When Lou Reed insisted in the liner notes to his 1989 album New York that it should be listened to in one sitting “as though it were a book or a movie”, he sounded unbearably self-important. But now, in an age of downloads and ring tones, his admonition takes on new weight, for the format of the album itself is under threat.
Why bother buying one in its entirety when you can download a few favoured tracks? Why stick to a set sequence of songs when you can shuffle them randomly among thousands of others on an MP3 player? The experience of listening to an album from beginning to end is in danger of becoming pop’s equivalent of reading Finnegans Wake: an act of perseverance undertaken by very few.
As if making a stand against this erosion of dignity, some of the year’s best albums have taken great pains to emphasise their very album-ness. Sufjan Stevens’ Illinoise (Rough Trade), themed around the eponymous state, is the second in a projected series of concept albums about all 50 US states (the first was about Michigan, where Stevens grew up). It’s a quixotic travelogue, with more than a hint of whimsy to it, but gorgeous orchestral pop and clever, literate lyrics save it from smart-alecky self-indulgence. Stevens, a graduate of creative writing school, shares the same post-ironic, knowingly sentimental tone as young American writers such as Jonathan Safran Foer, though his music is much more deft and touching than their novels.
Doves’ Some Cities (Heavenly) is also a travelogue of sorts, its songs documenting the transformation of the trio’s hometown Manchester from decaying post-industrial smokestack into the glitzy gentrified leisure centre of nowadays. “Too much history coming down / Another building brought to ground,” they moan on the title track, their music brilliantly updating Manchester’s tradition of gloomy pop - Joy Division, The Smiths - and crashing it against the gleaming glass malls and upmarket apartment blocks that decorate the city today.
After a 12-year absence, Kate Bush has returned with a characteristically eccentric double album, Aerial (EMI), which is dominated by themes of nature, nurture and maternal love. Far better than her misfiring last album, The Red Shoes, its songs are multi-layered, unpredictable and at times outright odd (at one point Bush recites pi to the power of 114). The second suite of songs, a pastoral reverie reminiscent of her old mentor Dave Gilmour’s band, Pink Floyd, is particularly striking.
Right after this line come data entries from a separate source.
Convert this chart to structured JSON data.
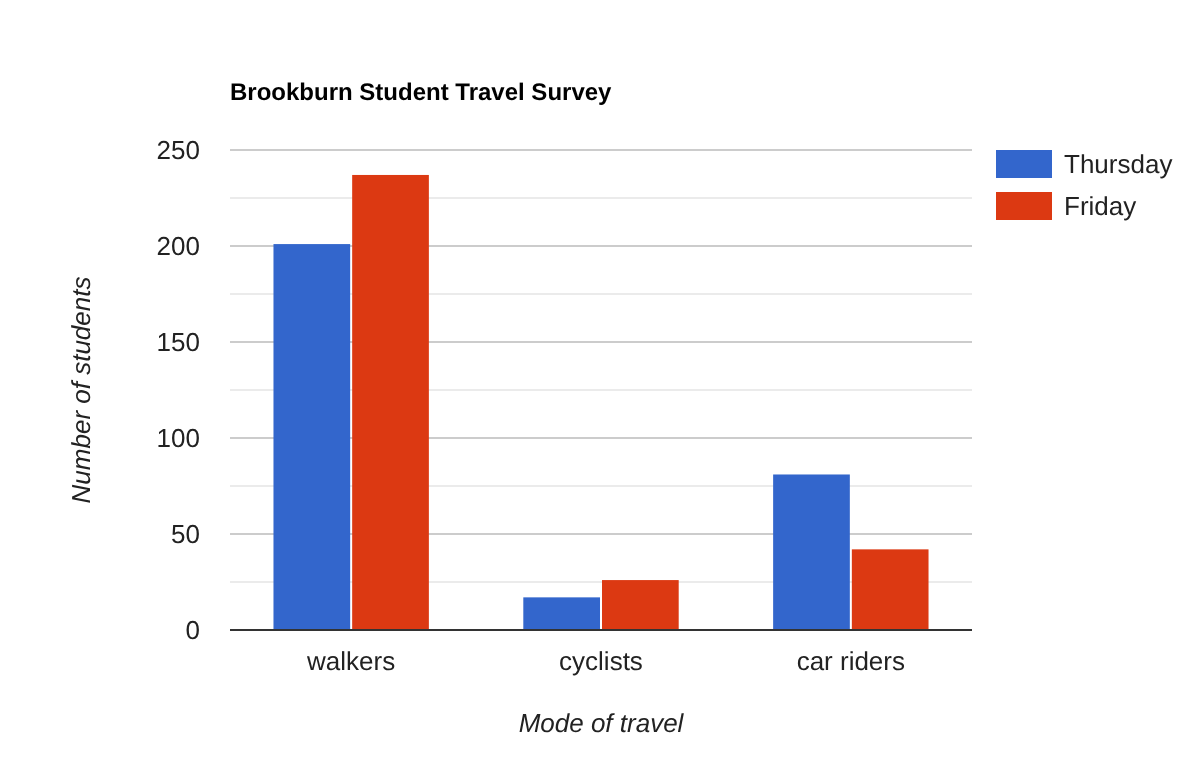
{
  "chart_data": {
    "type": "bar",
    "title": "Brookburn Student Travel Survey",
    "xlabel": "Mode of travel",
    "ylabel": "Number of students",
    "categories": [
      "walkers",
      "cyclists",
      "car riders"
    ],
    "series": [
      {
        "name": "Thursday",
        "color": "#3366cc",
        "values": [
          201,
          17,
          81
        ]
      },
      {
        "name": "Friday",
        "color": "#dc3912",
        "values": [
          237,
          26,
          42
        ]
      }
    ],
    "ylim": [
      0,
      250
    ],
    "yticks": [
      0,
      {
        "value": 25,
        "label": null
      },
      50,
      {
        "value": 75,
        "label": null
      },
      100,
      {
        "value": 125,
        "label": null
      },
      150,
      {
        "value": 175,
        "label": null
      },
      200,
      {
        "value": 225,
        "label": null
      },
      250
    ],
    "grid": "y",
    "legend": "right"
  }
}
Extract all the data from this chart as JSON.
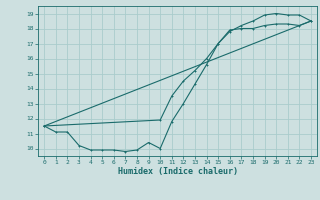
{
  "xlabel": "Humidex (Indice chaleur)",
  "bg_color": "#cde0e0",
  "grid_color": "#aacccc",
  "line_color": "#1a6b6b",
  "xlim": [
    -0.5,
    23.5
  ],
  "ylim": [
    9.5,
    19.5
  ],
  "xticks": [
    0,
    1,
    2,
    3,
    4,
    5,
    6,
    7,
    8,
    9,
    10,
    11,
    12,
    13,
    14,
    15,
    16,
    17,
    18,
    19,
    20,
    21,
    22,
    23
  ],
  "yticks": [
    10,
    11,
    12,
    13,
    14,
    15,
    16,
    17,
    18,
    19
  ],
  "line1_x": [
    0,
    1,
    2,
    3,
    4,
    5,
    6,
    7,
    8,
    9,
    10,
    11,
    12,
    13,
    14,
    15,
    16,
    17,
    18,
    19,
    20,
    21,
    22,
    23
  ],
  "line1_y": [
    11.5,
    11.1,
    11.1,
    10.2,
    9.9,
    9.9,
    9.9,
    9.8,
    9.9,
    10.4,
    10.0,
    11.8,
    13.0,
    14.3,
    15.6,
    17.0,
    17.9,
    18.0,
    18.0,
    18.2,
    18.3,
    18.3,
    18.2,
    18.5
  ],
  "line2_x": [
    0,
    10,
    11,
    12,
    13,
    14,
    15,
    16,
    17,
    18,
    19,
    20,
    21,
    22,
    23
  ],
  "line2_y": [
    11.5,
    11.9,
    13.5,
    14.5,
    15.2,
    16.0,
    17.0,
    17.8,
    18.2,
    18.5,
    18.9,
    19.0,
    18.9,
    18.9,
    18.5
  ],
  "line3_x": [
    0,
    23
  ],
  "line3_y": [
    11.5,
    18.5
  ]
}
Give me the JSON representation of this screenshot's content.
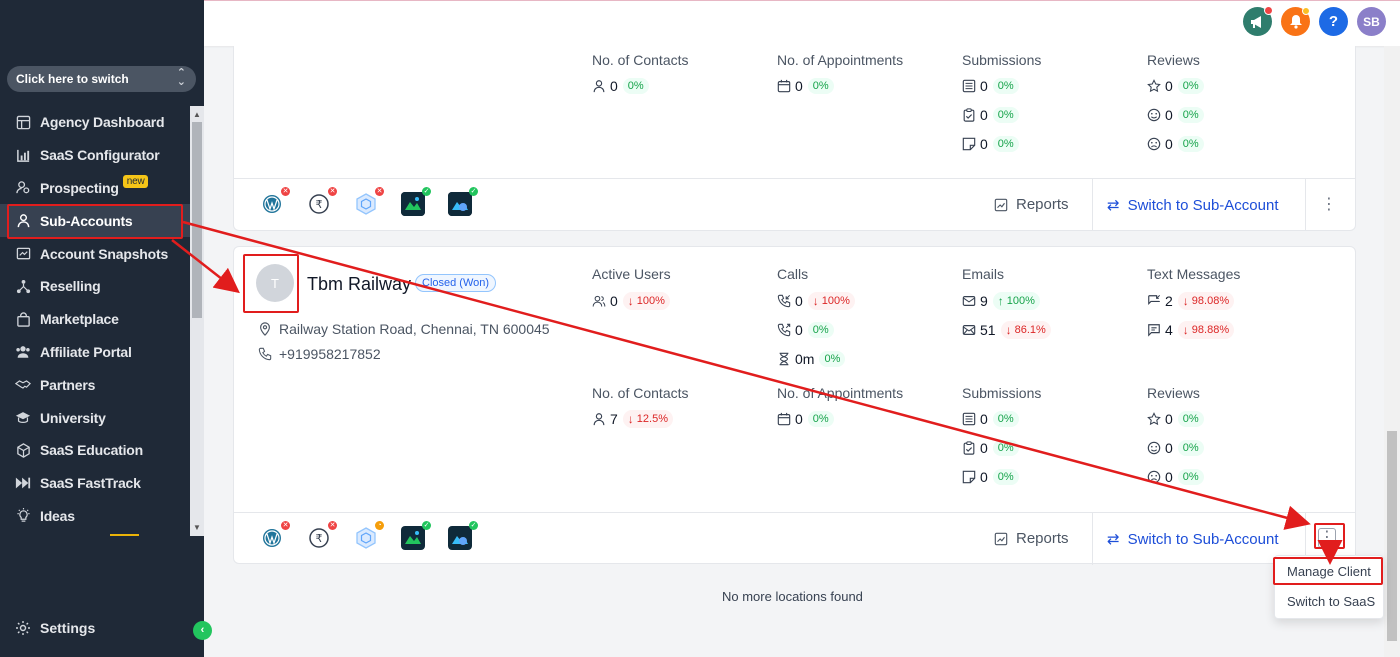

Gorillaz are a concept band: a troupe of cartoon characters behind which hides Damon Albarn, one-time Britpop pin-up boy with Blur. Their second album, Demon Days (Parlophone), is pop genius, its music an inspiriting mix of hip-hop, funk, rock and anything else that Albarn’s busy imagination alights on. The sequencing of the songs, the way they vary mood and tempo, is superb: while individually excellent, taken as a whole they become even more satisfying.
Goldfrapp’s Supernature (Mute) is everything the overrated Gwen Stefani’s Love Angel Music Baby isn’t: stylish, slinky, electric. And Roots Manuva’s Awfully Deep (Big Dada) is far better than the overrated Kanye West’s Late Registration: inventive, powerful hip-hop with lyrical light and shade. Another British rapper worth investigating is Kano, whose debut Home Sweet Home (679) is more approachable than the similar work of “grime” peers such as Dizzee Rascal.
As if repenting for the grotesque over-hyping of their debut a few years ago, New York’s electro-pop leaders Fischerspooner made a comeback with a genuinely good album, Odyssey (EMI). Electronic music veterans Kraftwerk also released a sprightly live album, Minimum-Maximum (EMI), which ranks as the next best thing to catching their outstanding stage show in person.
In sharp contrast to his last album, the glum, acoustic Sea Change, Beck returned with Guero (Polydor), whose production and genre-mashing music recalled his triumphs of the 1990s without lapsing into nostalgia or self-plagiarism. The National’s Alligator (Beggars Banquet) manages to strike the acoustic-noir that Beck missed on Sea Change; their album resembles an unplugged version of Interpol and has a murky beauty of its own. Coldplay’s X&Y (Parlophone) could do with some murk: its transcendent epic-rock songs strive too hard for purity and the sublime, though they also represent a bold staking-out of ground once occupied by U2. Coldplay sound like they want to be the world’s biggest band. Their ambitiousness is admirable.
A decade on from the original, a second wave of Britpop crashed down upon us this year. Best of the bunch was the Kaiser Chiefs’ debut, Employment (B-Unique), whose songs are zingy and smart, though rely a little too heavily on super-catchy choruses. The same goes for MIA’s very different version of British pop: Sri Lankan-born Maya Arulpragasam’s album Arular (XL Recordings) is a minimalist fusion of sci-fi hip-hop beats, Asian rhythms and hypnotically repetitive lyrics. No need to listen to this in one sitting, … la Lou Reed; but it’s worth cocking an ear towards nonetheless.